July 28th, 2022 One does not simply call a function By Jeffrey M. Barber

July was exceptionally productive on many fronts. The IDE is coming along, and I’m shooting for a second early access launch with the web portal. RxHTML is shaping up, and the tension between the purity of doing everything with RxHTML and needing a few escape hatches here and there has been illuminating.

Adama now offers basic website hosting, limited CDN functionality, secret management, collaborative text editing with operational transforms, and has the foundations for calling other services. As I’m exploring how to have Adama talk to itself to become a full actor model, trust has become a central issue.

For instance, a rogue Adama developer could share a website with a community of Adama developers and collect developer principals.
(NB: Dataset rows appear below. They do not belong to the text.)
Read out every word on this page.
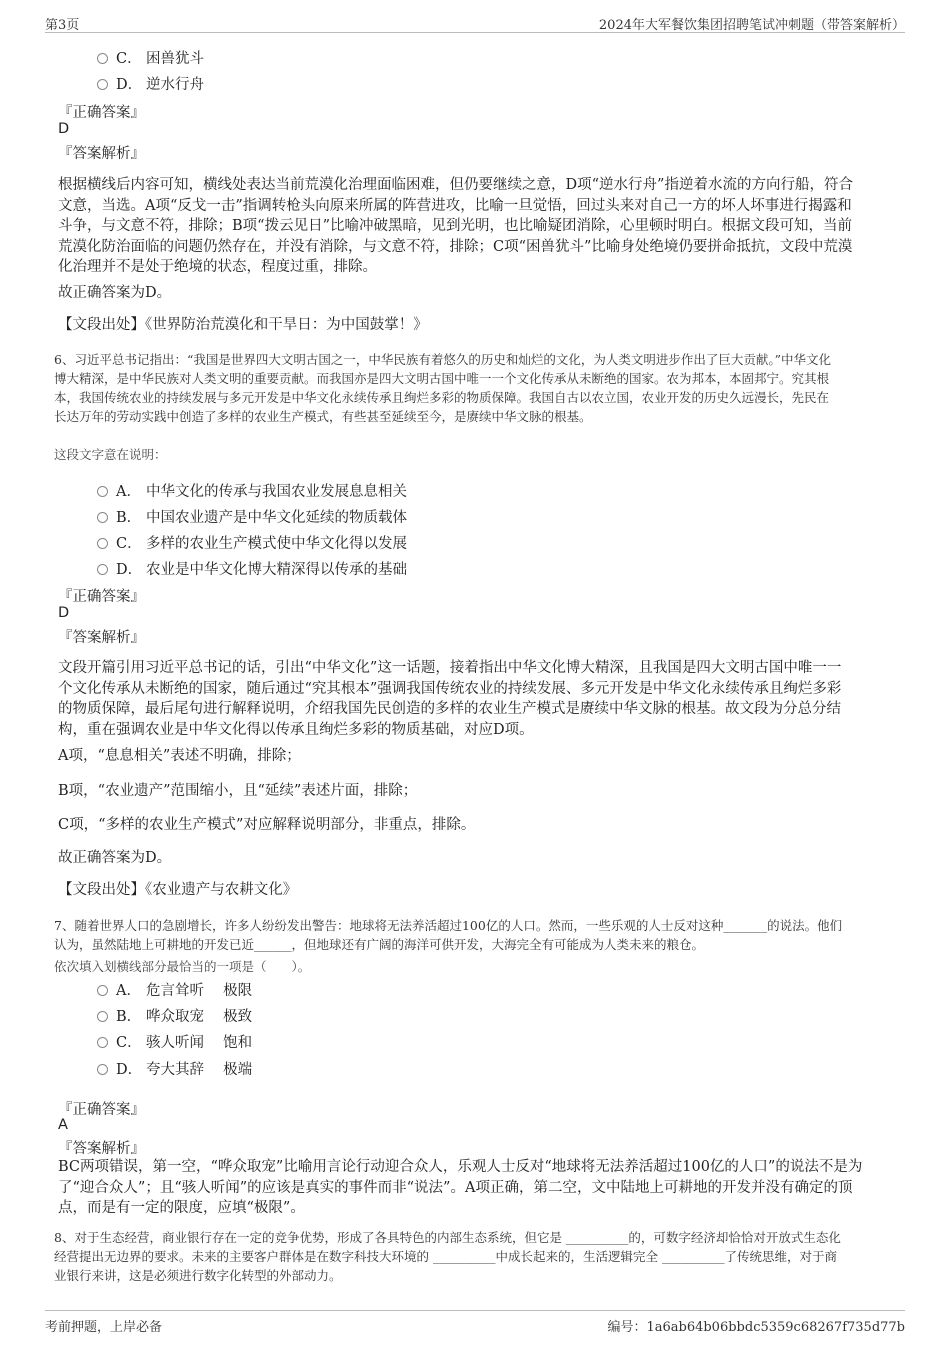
第3页	2024年大军餐饮集团招聘笔试冲刺题（带答案解析）
C． 困兽犹斗
D． 逆水行舟
『正确答案』
D
『答案解析』
根据横线后内容可知，横线处表达当前荒漠化治理面临困难，但仍要继续之意，D项“逆水行舟”指逆着水流的方向行船，符合
文意，当选。A项“反戈一击”指调转枪头向原来所属的阵营进攻，比喻一旦觉悟，回过头来对自己一方的坏人坏事进行揭露和
斗争，与文意不符，排除；B项“拨云见日”比喻冲破黑暗，见到光明，也比喻疑团消除，心里顿时明白。根据文段可知，当前
荒漠化防治面临的问题仍然存在，并没有消除，与文意不符，排除；C项“困兽犹斗”比喻身处绝境仍要拼命抵抗，文段中荒漠
化治理并不是处于绝境的状态，程度过重，排除。
故正确答案为D。
【文段出处】《世界防治荒漠化和干旱日：为中国鼓掌！》
6、习近平总书记指出：“我国是世界四大文明古国之一，中华民族有着悠久的历史和灿烂的文化，为人类文明进步作出了巨大贡献。”中华文化
博大精深，是中华民族对人类文明的重要贡献。而我国亦是四大文明古国中唯一一个文化传承从未断绝的国家。农为邦本，本固邦宁。究其根
本，我国传统农业的持续发展与多元开发是中华文化永续传承且绚烂多彩的物质保障。我国自古以农立国，农业开发的历史久远漫长，先民在
长达万年的劳动实践中创造了多样的农业生产模式，有些甚至延续至今，是赓续中华文脉的根基。
这段文字意在说明：
A． 中华文化的传承与我国农业发展息息相关
B． 中国农业遗产是中华文化延续的物质载体
C． 多样的农业生产模式使中华文化得以发展
D． 农业是中华文化博大精深得以传承的基础
『正确答案』
D
『答案解析』
文段开篇引用习近平总书记的话，引出“中华文化”这一话题，接着指出中华文化博大精深，且我国是四大文明古国中唯一一
个文化传承从未断绝的国家，随后通过“究其根本”强调我国传统农业的持续发展、多元开发是中华文化永续传承且绚烂多彩
的物质保障，最后尾句进行解释说明，介绍我国先民创造的多样的农业生产模式是赓续中华文脉的根基。故文段为分总分结
构，重在强调农业是中华文化得以传承且绚烂多彩的物质基础，对应D项。
A项，“息息相关”表述不明确，排除；
B项，“农业遗产”范围缩小，且“延续”表述片面，排除；
C项，“多样的农业生产模式”对应解释说明部分，非重点，排除。
故正确答案为D。
【文段出处】《农业遗产与农耕文化》
7、随着世界人口的急剧增长，许多人纷纷发出警告：地球将无法养活超过100亿的人口。然而，一些乐观的人士反对这种_______的说法。他们
认为，虽然陆地上可耕地的开发已近______，但地球还有广阔的海洋可供开发，大海完全有可能成为人类未来的粮仓。
依次填入划横线部分最恰当的一项是（　　）。
A． 危言耸听　 极限
B． 哗众取宠　 极致
C． 骇人听闻　 饱和
D． 夸大其辞　 极端
『正确答案』
A
『答案解析』
BC两项错误，第一空，“哗众取宠”比喻用言论行动迎合众人，乐观人士反对“地球将无法养活超过100亿的人口”的说法不是为
了“迎合众人”；且“骇人听闻”的应该是真实的事件而非“说法”。A项正确，第二空，文中陆地上可耕地的开发并没有确定的顶
点，而是有一定的限度，应填“极限”。
8、对于生态经营，商业银行存在一定的竞争优势，形成了各具特色的内部生态系统，但它是 __________的，可数字经济却恰恰对开放式生态化
经营提出无边界的要求。未来的主要客户群体是在数字科技大环境的 __________中成长起来的，生活逻辑完全 __________了传统思维，对于商
业银行来讲，这是必须进行数字化转型的外部动力。
考前押题，上岸必备	编号：1a6ab64b06bbdc5359c68267f735d77b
Adama has a client type which I should have really called a principal. Perhaps, I should rename client to principal at some point; the sooner the better, right? This client type represents a unique person that has been authenticated. Intentionally, the language can’t invent principals as they must come from the outside. Within the silo of an Adama document, the script controls everything, and developers can use the principal to restrict view or perform access control. However, going outside the sandbox requires some degree of propagation of a principal.

The more I think about it, the more annoyed I am about choosing the client name rather than principal since I lack any notion of device.

The key scenario prompting this is have Adama talk to itself. For example, the IDE needs to list the spaces of the logged in user. This requires talking to the Adama API, but turning that API into a service call requires care because the client doing the listing is an input.

  private client owner;
  formula space_listing = adama.list(owner);

The result of the list call should be considered sensitive for the eyes of the owner only, but this assumes that every Adama script can be trusted to do the right thing. Trust is hard, and I’d rather not audit developers. Instead, I want to know that people calling the Adama API don’t have the opportunity to leak data. The question on my mind is how to use the type system.

Backing up a second, we have to think about authorization and access control between services. Right now, the standard operating mode is simple service to service authorization where one service enables another via a token or credential pair. An alternative mode is allowing another service to access a particular user, and this requires something like oauth2 which has a complex asynchronous negotiation. At some point, the user needs to signal “Yes, I trust this third party service with my data hosted on your service”.

I want to skip the need for that, and I intend to use the type system to do so. I intend to take the NtClient type, rename it to NtPrincipal and then fork the TyNativeClient type into TyNativePrincipal and TyNativePrincipalTrusted. The @who expression which is a handy way of getting the principal invoking a specific action will be of type TyNativePrincipalTrusted since it is coming directly from Adama.

This bifurcation creates the potential to introduce rules which ensure that services can be marked as “trusted” can only function when provided a trusted principal.

We need the trivial rules to convert a TyNativePrincipalTrusted into a TyNativePrincipal such that existing code can function well, but the big question is how the new trusted type can be used and where. We ask whether a message handler can invoke a service that requires trust, and the answer is no.

  channel foo(M msg) {
    let listing = adama.list(@who);
    // opportunity to persist the data
  }

The reason being is that the computational context permits storing the result which can cause leaks. We then grind through the various contexts and think about the ramifications of a service call.

context can we invoke a trusted service why
message handler no data leakage
state machine transition no data leakage
web put no, and maybe for reading data, no as that leads to data leakage. For propagating a write, then yes.
bubble yes the bubble is only viewable to the trusted user
web get yes, but the result is unique to the trusted user (assuming no caching)
formula maybe requires a privacy policy to limit the owner, also requires internal control to limit reading the data

The key theme is that if the context can write to the document, then it’s a definitive no for reading data. Work is required to allow formulas to (1) enforce a privacy type that respects a unique principal, and (2) ensure that Adama code can’t read the value of the formula. Enabling the web scenarios require enforcing the return can’t specify a cache value as that leaks data between users, and we also need a way to delineate between a read-write method and a write-only method for puts to propagate information.

These concerns should be deprioritized and skipped with all focus being on first getting service calls working in bubbles and getting them to work. This has the interesting side-effect of turning Adama into a proxy which preserves trust at the user level.

This sets the stage for some of the work to get done in august. Especially as I warm up to the idea of grinding on converting client to principal. Naming things is hard.